Algures li que as estatísticas mostravam que cerca de um terço dos jovens emigra; ora, eu acho que um valor maior que esse é a realidade no meio das tecnologias e eu não deveria estar surpreendido, pois se 20% dos médicos recém-saídos da Universidade emigram, porque não haveriam de o fazer os restantes profissionais ligados às STEM (Science, Technology, Engineering and Mathematics (Ciência, Tecnologia, Engenharia e Matemática)?
Isto não é um bom presságio para o nosso futuro pois se os que ficam já estão estabelecidos, os que saem com menos de 25 anos rapidamente se estabelecem fora de Portugal com um poder de compra e qualidade de vida que aqui só alcançariam aos 35. Não tardará a verificarmos um défice de ciência relativamente aos nossos parceiros de União e um êxodo que não retorna tão cedo. Quem fica a perder?
Nas contas do deve e do haver há de facto uma componente que tem muito peso no desenvolvimento de uma nação, as pessoas que estudam STEM. Portugal já há muitos anos vem perdendo quadros que forma dentro das STEM por falta de condições económicas, pois embora não pareça, o que em tempos foi uma área profissional que deu imensos frutos económicos, estagnou completamente a partir de 2005. Basta conversar com os engenheiros e outros especialistas em ciências para perceber que algures em 1995 ganhavam 250 a 300 contos; um ordenado sólido e que dava para iniciar confortavelmente qualquer vida, dentro de um leque de valores similar aos dos médicos ou juízes à altura. Passados tantos anos, um engenheiro ganha já como sénior mais ou menos esse valor, os 1500€ quando não menos, e para auferir tal, tem de possuir várias especializações ou ser um bom profissional num determinado segmento. Passaram-se quase 20 anos e estas profissões qualificadas não acompanharam a inflação e a maioria dos outros profissionais que se enquadram nas outras letras de STEM, esses, são quase todos funcionários públicos como professores na universidade ou politécnico, investigadores bolseiros, ou cientistas em plataformas médico-hospitalares. Todos em comum possuem uma coisa, um salário que não acompanha nem de perto nem de longe o que se passa no resto da Europa dentro dos países humanamente e fiscalmente similar ao nosso.

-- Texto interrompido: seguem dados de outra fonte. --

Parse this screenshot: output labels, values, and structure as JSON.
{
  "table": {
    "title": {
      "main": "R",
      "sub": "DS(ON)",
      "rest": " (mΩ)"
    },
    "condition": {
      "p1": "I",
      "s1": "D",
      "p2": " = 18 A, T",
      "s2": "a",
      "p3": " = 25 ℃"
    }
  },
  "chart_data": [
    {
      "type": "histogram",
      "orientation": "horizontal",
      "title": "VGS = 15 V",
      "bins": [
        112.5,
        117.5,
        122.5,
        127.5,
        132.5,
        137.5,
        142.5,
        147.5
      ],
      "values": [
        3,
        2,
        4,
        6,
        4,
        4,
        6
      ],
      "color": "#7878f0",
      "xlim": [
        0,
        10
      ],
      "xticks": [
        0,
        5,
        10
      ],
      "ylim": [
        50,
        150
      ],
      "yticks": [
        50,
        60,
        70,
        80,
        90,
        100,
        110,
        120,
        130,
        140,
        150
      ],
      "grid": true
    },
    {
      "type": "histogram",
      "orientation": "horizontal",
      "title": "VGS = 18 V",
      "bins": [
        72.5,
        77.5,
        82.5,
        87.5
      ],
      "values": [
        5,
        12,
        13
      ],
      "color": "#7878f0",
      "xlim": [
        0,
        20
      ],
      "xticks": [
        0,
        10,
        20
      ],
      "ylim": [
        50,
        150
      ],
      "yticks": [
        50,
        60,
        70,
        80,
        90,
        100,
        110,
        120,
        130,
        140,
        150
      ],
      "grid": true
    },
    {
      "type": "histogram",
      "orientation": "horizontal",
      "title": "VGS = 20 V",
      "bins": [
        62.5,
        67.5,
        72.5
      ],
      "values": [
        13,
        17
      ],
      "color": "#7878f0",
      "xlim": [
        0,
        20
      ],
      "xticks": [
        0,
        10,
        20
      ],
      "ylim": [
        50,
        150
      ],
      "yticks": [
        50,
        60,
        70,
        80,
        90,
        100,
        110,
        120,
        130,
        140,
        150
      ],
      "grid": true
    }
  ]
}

Novamente, quem fica a perder?
Nós todos porque não estamos a conseguir reter este talento e melhor (leia-se pior), não estamos a conseguir ter um poder salarial médio atrativo. Se há uns anos os jovens diziam que não valia a pena ir para a universidade pois não se ganhava assim tanto acima dos que não iam, agora vão, mas porque querem emigrar, e isto é algo que nunca se tinha visto: finalistas ansiosos por sair, não da universidade, mas de Portugal.
Quem ganha?
Esta semana estou a escrever-vos a partir de Montbeliard na França, vindo de uma viagem de Zurique onde estive um dia. Sabem quem são considerados por aqui os especialistas dentro das STEM e com excelentes condições profissionais? Os que saíram com um canudo na mão com um selo da República Portuguesa.